Lots of quite harsh replies here. I am going to go against the grain and say I feel rather sorry for your wife. I am almost the same age as her, and women's expectations about work, and the working world were a bit different than those of today, when we entered it. I work 20 hours and post-menopause, I feel a heck of a lot less energetic than I did fifteen years ago. Did you not anticipate any of these potential issues when you married someone twelve years your senior?
Do you mind me asking why you are posting here? To lessen your guilt? To hear people say YANBU? I understand you feel miserable and trapped currently but will seeing strangers on the Internet, who know nothing about your relationship, except your side of things, and what you have chosen to share here , say "yes leave her" really make you feel better about things?
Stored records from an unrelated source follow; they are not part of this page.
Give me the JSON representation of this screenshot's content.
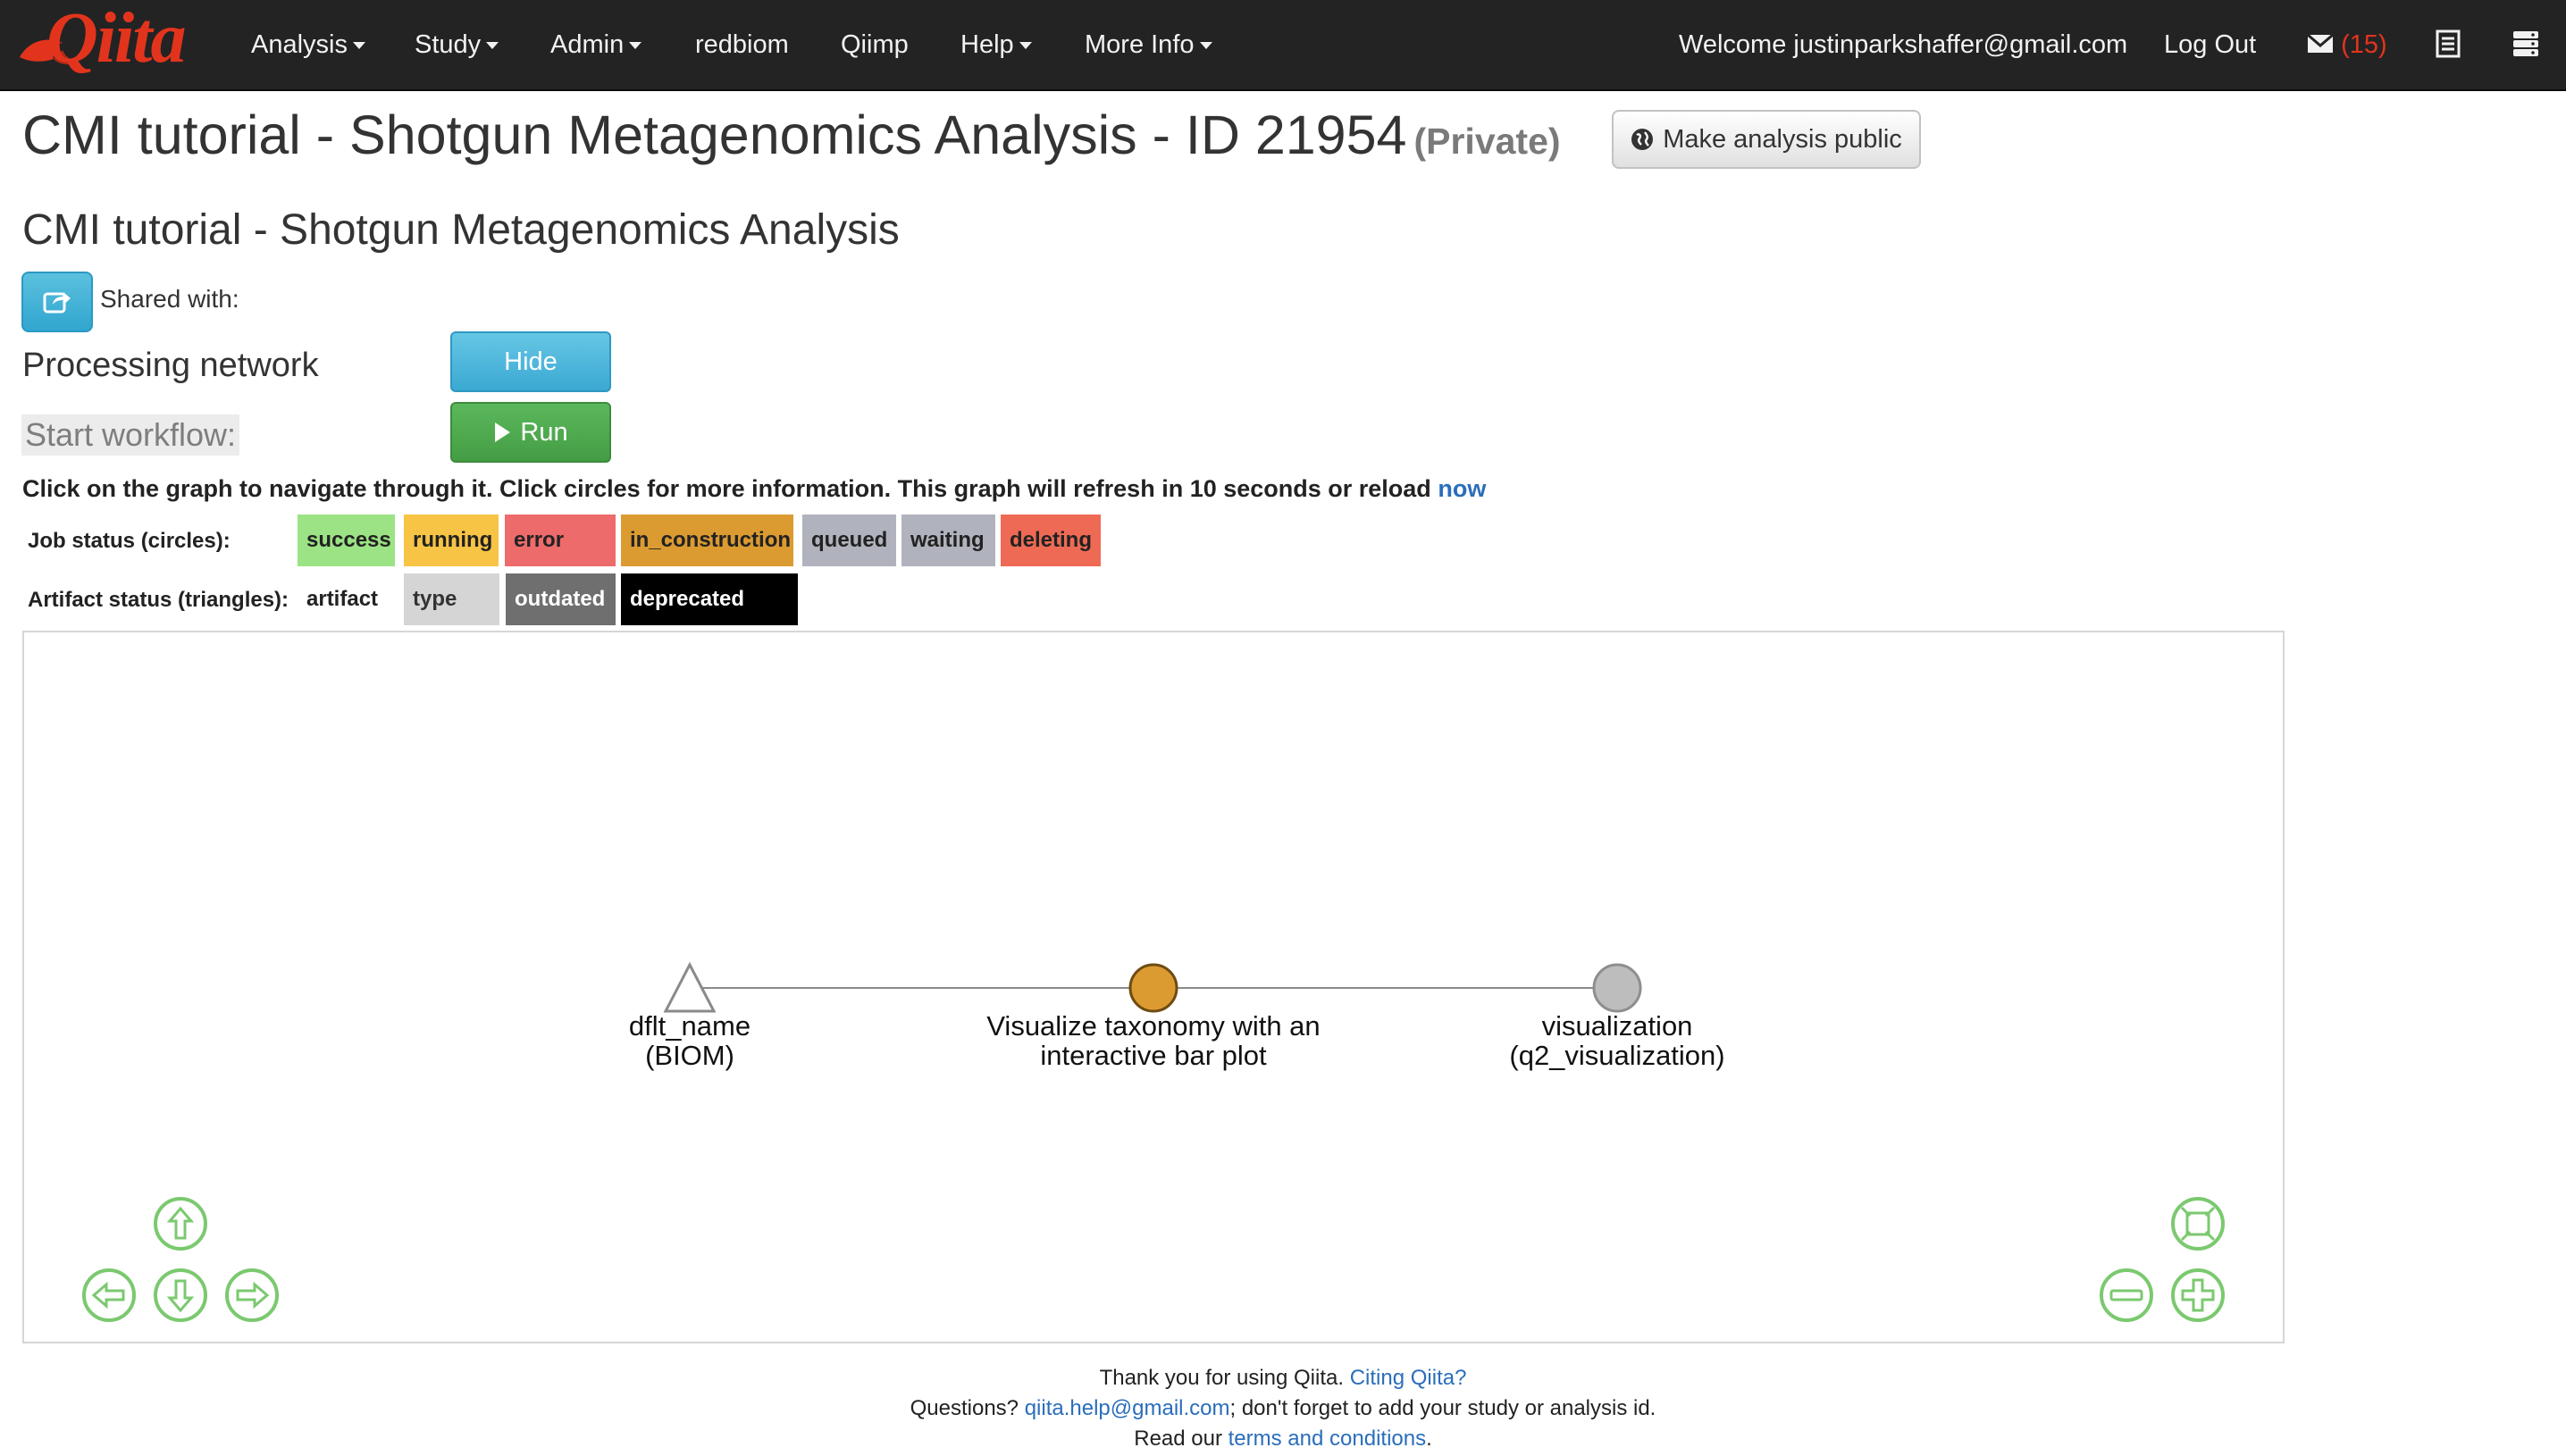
{
  "navbar": {
    "logo_text": "Qiita",
    "menu": [
      {
        "label": "Analysis",
        "dropdown": true
      },
      {
        "label": "Study",
        "dropdown": true
      },
      {
        "label": "Admin",
        "dropdown": true
      },
      {
        "label": "redbiom",
        "dropdown": false
      },
      {
        "label": "Qiimp",
        "dropdown": false
      },
      {
        "label": "Help",
        "dropdown": true
      },
      {
        "label": "More Info",
        "dropdown": true
      }
    ],
    "welcome": "Welcome justinparkshaffer@gmail.com",
    "logout": "Log Out",
    "messages_count": "(15)",
    "icons": [
      "envelope-icon",
      "list-icon",
      "server-icon"
    ]
  },
  "analysis": {
    "title": "CMI tutorial - Shotgun Metagenomics Analysis - ID 21954",
    "privacy": "(Private)",
    "make_public_label": "Make analysis public",
    "name": "CMI tutorial - Shotgun Metagenomics Analysis",
    "shared_with_label": "Shared with:"
  },
  "processing": {
    "title": "Processing network",
    "hide_label": "Hide",
    "start_workflow_label": "Start workflow:",
    "run_label": "Run",
    "instructions": "Click on the graph to navigate through it. Click circles for more information. This graph will refresh in 10 seconds or reload",
    "reload_link": "now"
  },
  "legend": {
    "job_status_label": "Job status (circles):",
    "job_statuses": [
      {
        "label": "success",
        "color": "#9be384"
      },
      {
        "label": "running",
        "color": "#f8c445"
      },
      {
        "label": "error",
        "color": "#ed6b6b"
      },
      {
        "label": "in_construction",
        "color": "#dc9b31"
      },
      {
        "label": "queued",
        "color": "#b0b3bd"
      },
      {
        "label": "waiting",
        "color": "#b0b3bd"
      },
      {
        "label": "deleting",
        "color": "#ef6a54"
      }
    ],
    "artifact_status_label": "Artifact status (triangles):",
    "artifact_statuses": [
      {
        "label": "artifact",
        "color": "#ffffff",
        "text_color": "#222222"
      },
      {
        "label": "type",
        "color": "#d5d5d5",
        "text_color": "#333333"
      },
      {
        "label": "outdated",
        "color": "#6f6f6f",
        "text_color": "#ffffff"
      },
      {
        "label": "deprecated",
        "color": "#000000",
        "text_color": "#ffffff"
      }
    ]
  },
  "graph": {
    "nodes": [
      {
        "id": "artifact",
        "shape": "triangle",
        "label_lines": [
          "dflt_name",
          "(BIOM)"
        ],
        "color": "#ffffff"
      },
      {
        "id": "job",
        "shape": "circle",
        "label_lines": [
          "Visualize taxonomy with an",
          "interactive bar plot"
        ],
        "color": "#dc9b31"
      },
      {
        "id": "output",
        "shape": "circle",
        "label_lines": [
          "visualization",
          "(q2_visualization)"
        ],
        "color": "#bdbdbd"
      }
    ],
    "control_color": "#7bc96f"
  },
  "footer": {
    "thanks": "Thank you for using Qiita.",
    "citing_link": "Citing Qiita?",
    "questions": "Questions?",
    "email_link": "qiita.help@gmail.com",
    "questions_rest": "; don't forget to add your study or analysis id.",
    "read_our": "Read our",
    "terms_link": "terms and conditions",
    "period": "."
  }
}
I think it might be better to talk to your wife gently and honestly about how you feel about her and your relationship. Does she have any clue that you are thinking of leaving? Does she have any issues to do with self confidence or anxiety that stop her from working more? Does she need support to find work? She is obviously going to have to find more work whatever your decision.
Outside of "money and sex" what else do you BOTH bring to the relationship? I ask, not because those two things aren't very important, but because it seems quite a transactional way of describing a marriage of twenty-five years? You haven't really mentioned anything else about her.
Are you good friends?
Do you support one another?
Is there still respect and love and loyalty between you?
Do you do any of the housework & cooking?
Were you a good and involved father?
Has she been a good wife to you?
How do you think (honestly) she would describe you as a husband?
What would you miss about her if you separated and vice versa?